In his perceptive book he demonstrates that well before the UK’s 2016 referendum decision to leave, there is evidence of long-term trends that were leading the country to ‘slip loose’ into an increasingly detached state. Much of the volume is a detailed analysis by a close observer for whom it cannot have been an easy book to write. As a passionate believer in European integration and, for thirty years, an EU civil servant ‘working for the cause’ (p.199) he confesses that having been despatched to canvas Londoners for ‘remain’ in 2016, ‘I sensed that the referendum would be lost’ (p.200). There is a feeling too that writing this volume has been part of grieving. However, like all avid disciples he is quite unable to comprehend the importance that so many British people placed upon the EU’s lack of democracy, the bureaucratic inflexibility, the ruthless squashing of all and every challenge to the status quo. Nor does he see the toothless Brussels parliament for what it is: a fig-leaf. It is significant that the notion of ‘National identity.’ does not appear once in the author’s text. And yet, survey after survey show that virtually all citizens of member nations reject the notion that they are citizens of the EU. He is however right to insist that what all sides need now are ‘big-hearted, far-sighted politicians, secure in themselves’ (p.202) – of the kind now populating the British Parliament perhaps?

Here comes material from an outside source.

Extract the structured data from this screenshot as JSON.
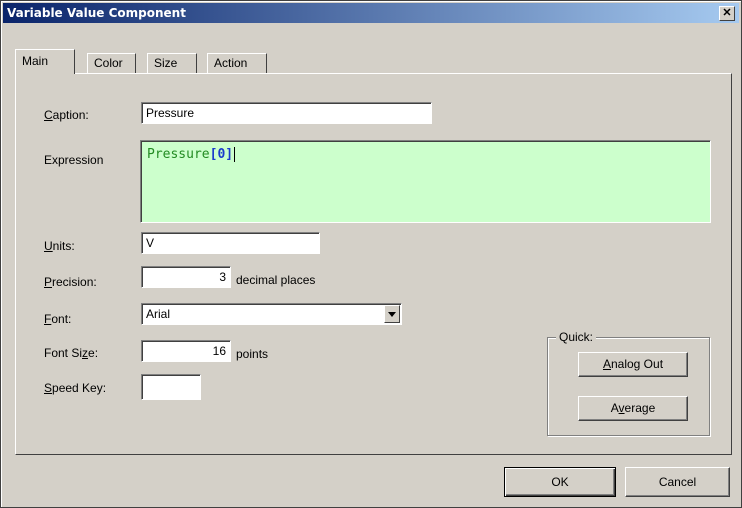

Of all the issues yet to be resolved in the divorce proceedings, that of security is perhaps the most pressing and in Clarke and Ramscar’s new volume, Tipping Point, the authors try to evaluate Britain’s security prospects by linking the legacies of the immediate past with the emerging trends of the future. They forecast that some uncomfortably new thinking will be required if Britain’s leaders are to navigate the country to a reasonably secure status in a decade that shows all the signs of being unpredictable and turbulent. ‘The convergence of a number of longer-term trends will turn British security into something of a high-wire act, the Brexit process having whipped away the safety net’ (p.2).
The authors’ theme is that for a country as ‘globalised’ as the UK, security challenges cover a wide spectrum – from terrorism, international crime and cyber- crime to the prospect of war in its own continent, they claim that the UK’s departure has turned the current period into a political tipping point from which there is no hiding. However, it should be said that much of the book was researched and written before the most recent, decisive exit process had been achieved and this means that many of the doubts and question marks are, if not removed, then scheduled for negotiation during the detailed uncoupling now in hand. The way forward is clearer and problems clarified which will allow the country to get through the 2020s with better prospects than for many a decade. This book’s concentration on the immediate and long-term challenges, from security and foreign policy to the crisis of liberal democracy – and the immaculate pedigree of both distinguished authors suggest Tipping Point will be on many desks in Whitehall and Brussels.
For students and their tutors of International affairs who come to assess the long-term consequences of Brexit in the coming years, both these books should be on their reading lists.